Они схватились за руки, за плечи и протянули друг к другу губы, назвав друг друга совсем тихо, будто их рты были птицами.
«Жан…
— Элен…»
Это первое, что они придумали. Поцеловать того, кто целует, — не это ли самая нежная небольшая ласка, которую можно найти, и наиболее тесное слияние? И потом, это настолько запретно!..

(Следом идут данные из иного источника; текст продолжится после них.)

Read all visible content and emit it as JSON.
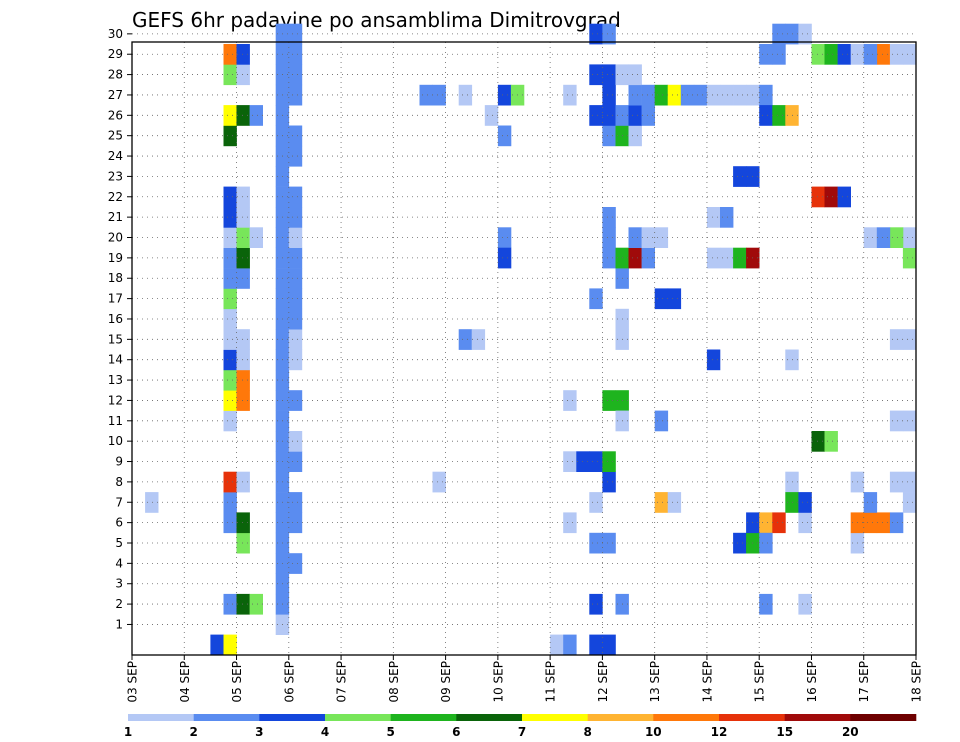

Мне во второй раз показалось, что их группа больше не имела возраста. Они были похожи на всех любовников, когда держались за руки, с тесно прижатыми друг к другу лицами, трепещущие и ослеплённые, во мгле поцелуя.
Однако, они остановились, оторвались от ласки, пользоваться которой они ещё не умели.
Они разговаривали, и их рты продолжали оставаться такими невинными. О чём? О прежнем, об этом прежнем, столь близком, столь коротком.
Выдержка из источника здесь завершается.